With Missings, Julia is slower than R

Note that until the fixes are merged, a relatively straightforward solution is to use sort!(collect(skipmissing(Y2)), alg=QuickSort). It’s about as fast as R and twice as fast as sort(Y2). It’s also what R does by default (na.last=NA), i.e. skipping NAs (keeping NAs doesn’t affect performance).

We should probably define sort(itr::SkipMissing) to call sort!(collect(itr), ...), since that’s a common need and it’s the most efficient possible definition.

2 Likes

Just want to check if missing values and sorting are faster in Julia than R now.

1 Like

It should be pretty easy to check this using @btime in Julia and the R library rbenchmark

2 Likes

This line of code no longer works.

That is with Julia 0.7. You are resurrecting a very old thread.
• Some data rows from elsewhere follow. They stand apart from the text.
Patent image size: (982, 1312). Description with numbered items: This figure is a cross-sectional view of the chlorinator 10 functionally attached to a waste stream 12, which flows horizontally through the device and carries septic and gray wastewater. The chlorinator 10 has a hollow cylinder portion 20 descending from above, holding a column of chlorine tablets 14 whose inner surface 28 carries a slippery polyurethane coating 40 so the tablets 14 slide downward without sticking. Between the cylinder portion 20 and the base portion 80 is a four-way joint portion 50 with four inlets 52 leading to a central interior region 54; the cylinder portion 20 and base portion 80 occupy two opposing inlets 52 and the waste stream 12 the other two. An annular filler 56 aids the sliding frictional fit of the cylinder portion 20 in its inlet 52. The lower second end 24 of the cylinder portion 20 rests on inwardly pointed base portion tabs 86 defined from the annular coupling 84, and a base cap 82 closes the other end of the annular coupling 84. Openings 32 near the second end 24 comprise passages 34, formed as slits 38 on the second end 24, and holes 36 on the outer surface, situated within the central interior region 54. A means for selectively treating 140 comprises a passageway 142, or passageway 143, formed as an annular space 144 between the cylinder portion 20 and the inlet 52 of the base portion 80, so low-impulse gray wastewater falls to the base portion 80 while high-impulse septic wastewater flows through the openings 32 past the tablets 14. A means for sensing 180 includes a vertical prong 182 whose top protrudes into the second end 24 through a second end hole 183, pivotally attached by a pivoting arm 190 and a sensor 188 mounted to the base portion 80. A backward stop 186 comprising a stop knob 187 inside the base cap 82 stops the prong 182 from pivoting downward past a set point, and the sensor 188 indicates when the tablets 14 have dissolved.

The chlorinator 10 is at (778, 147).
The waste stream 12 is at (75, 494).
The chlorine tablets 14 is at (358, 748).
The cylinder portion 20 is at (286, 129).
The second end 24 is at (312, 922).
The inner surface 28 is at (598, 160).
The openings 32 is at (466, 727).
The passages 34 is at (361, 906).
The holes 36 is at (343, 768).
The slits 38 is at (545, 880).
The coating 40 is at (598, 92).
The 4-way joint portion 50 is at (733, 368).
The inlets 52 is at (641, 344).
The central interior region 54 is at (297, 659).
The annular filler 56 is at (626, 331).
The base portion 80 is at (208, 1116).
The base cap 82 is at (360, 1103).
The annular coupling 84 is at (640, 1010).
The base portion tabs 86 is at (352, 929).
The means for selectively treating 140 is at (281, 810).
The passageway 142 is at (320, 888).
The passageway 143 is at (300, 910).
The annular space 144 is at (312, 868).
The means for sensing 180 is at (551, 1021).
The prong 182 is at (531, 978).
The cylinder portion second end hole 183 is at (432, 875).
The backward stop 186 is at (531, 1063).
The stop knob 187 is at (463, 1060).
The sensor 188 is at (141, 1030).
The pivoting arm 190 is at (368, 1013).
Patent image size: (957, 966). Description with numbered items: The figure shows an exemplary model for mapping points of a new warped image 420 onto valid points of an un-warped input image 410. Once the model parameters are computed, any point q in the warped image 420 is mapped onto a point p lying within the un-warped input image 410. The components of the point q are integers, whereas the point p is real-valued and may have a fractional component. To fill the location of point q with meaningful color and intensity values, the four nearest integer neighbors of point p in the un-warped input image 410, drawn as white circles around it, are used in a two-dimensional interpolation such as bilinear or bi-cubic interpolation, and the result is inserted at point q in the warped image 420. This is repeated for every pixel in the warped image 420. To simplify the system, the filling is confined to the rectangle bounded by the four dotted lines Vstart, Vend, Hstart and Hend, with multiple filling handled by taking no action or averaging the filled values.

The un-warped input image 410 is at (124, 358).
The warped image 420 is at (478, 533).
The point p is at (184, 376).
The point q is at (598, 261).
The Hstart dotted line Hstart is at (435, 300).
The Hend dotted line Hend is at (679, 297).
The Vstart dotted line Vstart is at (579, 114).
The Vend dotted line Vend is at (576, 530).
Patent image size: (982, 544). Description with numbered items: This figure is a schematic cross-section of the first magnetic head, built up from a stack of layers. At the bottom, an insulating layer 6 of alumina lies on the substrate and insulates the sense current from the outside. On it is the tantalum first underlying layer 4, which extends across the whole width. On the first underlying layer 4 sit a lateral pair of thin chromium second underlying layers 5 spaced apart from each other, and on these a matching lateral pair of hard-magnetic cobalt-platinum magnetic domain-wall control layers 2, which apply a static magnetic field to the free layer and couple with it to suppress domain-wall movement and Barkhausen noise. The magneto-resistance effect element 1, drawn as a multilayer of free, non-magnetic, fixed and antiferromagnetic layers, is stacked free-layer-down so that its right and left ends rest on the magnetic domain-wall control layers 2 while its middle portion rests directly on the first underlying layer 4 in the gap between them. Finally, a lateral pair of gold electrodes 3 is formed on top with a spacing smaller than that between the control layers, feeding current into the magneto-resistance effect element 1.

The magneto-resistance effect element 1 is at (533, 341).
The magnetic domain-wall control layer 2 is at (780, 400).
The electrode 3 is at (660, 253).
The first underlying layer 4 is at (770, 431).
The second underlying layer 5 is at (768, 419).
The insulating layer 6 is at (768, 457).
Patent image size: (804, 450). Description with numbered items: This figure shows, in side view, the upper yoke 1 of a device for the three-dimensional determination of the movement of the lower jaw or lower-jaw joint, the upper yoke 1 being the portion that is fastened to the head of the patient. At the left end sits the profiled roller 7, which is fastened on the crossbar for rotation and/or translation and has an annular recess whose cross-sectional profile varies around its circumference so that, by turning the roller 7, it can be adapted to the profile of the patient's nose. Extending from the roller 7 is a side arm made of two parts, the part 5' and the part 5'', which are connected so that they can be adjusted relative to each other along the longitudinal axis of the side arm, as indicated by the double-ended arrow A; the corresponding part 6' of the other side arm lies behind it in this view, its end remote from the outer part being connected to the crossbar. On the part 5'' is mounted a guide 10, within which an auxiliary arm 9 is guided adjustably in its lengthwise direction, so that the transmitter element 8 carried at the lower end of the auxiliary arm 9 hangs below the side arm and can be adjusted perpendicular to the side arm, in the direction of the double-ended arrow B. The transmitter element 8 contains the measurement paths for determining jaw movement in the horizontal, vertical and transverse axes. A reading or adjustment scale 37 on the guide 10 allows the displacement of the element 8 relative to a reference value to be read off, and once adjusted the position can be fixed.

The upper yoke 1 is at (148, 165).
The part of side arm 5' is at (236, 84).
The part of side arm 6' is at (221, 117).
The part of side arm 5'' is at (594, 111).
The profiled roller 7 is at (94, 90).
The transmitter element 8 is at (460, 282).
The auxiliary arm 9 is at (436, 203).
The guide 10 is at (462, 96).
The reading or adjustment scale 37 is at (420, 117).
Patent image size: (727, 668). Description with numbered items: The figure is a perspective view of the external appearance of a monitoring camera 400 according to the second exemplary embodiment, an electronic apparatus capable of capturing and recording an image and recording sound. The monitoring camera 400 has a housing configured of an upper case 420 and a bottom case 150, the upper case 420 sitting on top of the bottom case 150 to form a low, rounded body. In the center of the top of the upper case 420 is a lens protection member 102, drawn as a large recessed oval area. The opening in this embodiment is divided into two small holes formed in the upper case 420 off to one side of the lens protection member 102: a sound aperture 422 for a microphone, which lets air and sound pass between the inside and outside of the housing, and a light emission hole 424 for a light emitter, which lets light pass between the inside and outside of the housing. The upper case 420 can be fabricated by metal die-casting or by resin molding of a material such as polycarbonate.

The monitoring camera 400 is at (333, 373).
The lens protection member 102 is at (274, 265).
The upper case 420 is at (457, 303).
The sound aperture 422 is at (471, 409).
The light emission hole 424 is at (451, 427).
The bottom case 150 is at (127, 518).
If you do ?replace you will see that the current syntax is

using Missings
x = allowmissing(rand(10_000))
y = replace(x-> x <= 0.01 ? x : missing, x)
1 Like

It doesn’t look to me like things have changed:

julia> Y1 = rand(Float64, 10_000_000);

julia> Y2 = ifelse.(rand(length(Y1)) .< 0.9, Y1, missing);

julia> @btime sort($Y1);
  757.621 ms (2 allocations: 76.29 MiB)

julia>  @btime sort($Y2);
  1.885 s (2 allocations: 85.83 MiB)
1 Like

I find this very concerning. Missing values are very common when working with real-world data.

For sure. This should definitely be fixed. In an issue linked above it seems people had a strategy of improving this.

oh wow this is so hacky I love it…
https://github.com/JuliaLang/julia/issues/27781#issuecomment-401110632

1 Like

To be honest, I think it is better to let new users understand that Julia is not always faster than R and Python. I keep seeing people getting frustrated about Julia when they find these cases.

I personally find that this community oversells Julia’s performance but undersells its syntax.

2 Likes

there are always multiple levels of understanding to this story. In this case, a relevant point is:

More importantly, in almost all cases, Julia can fix the problem by writing idiomatic Julia code, instead of MUST relying on C/C++/Fortran subroutine like you see in Python/R.

If you compare the time R/Python people spent in writing C/C++ code to the time someone in Julia community casually writing PRs to make a specific use faster, hopefully you’d see the qualitative difference and the long-term implication of this.

5 Likes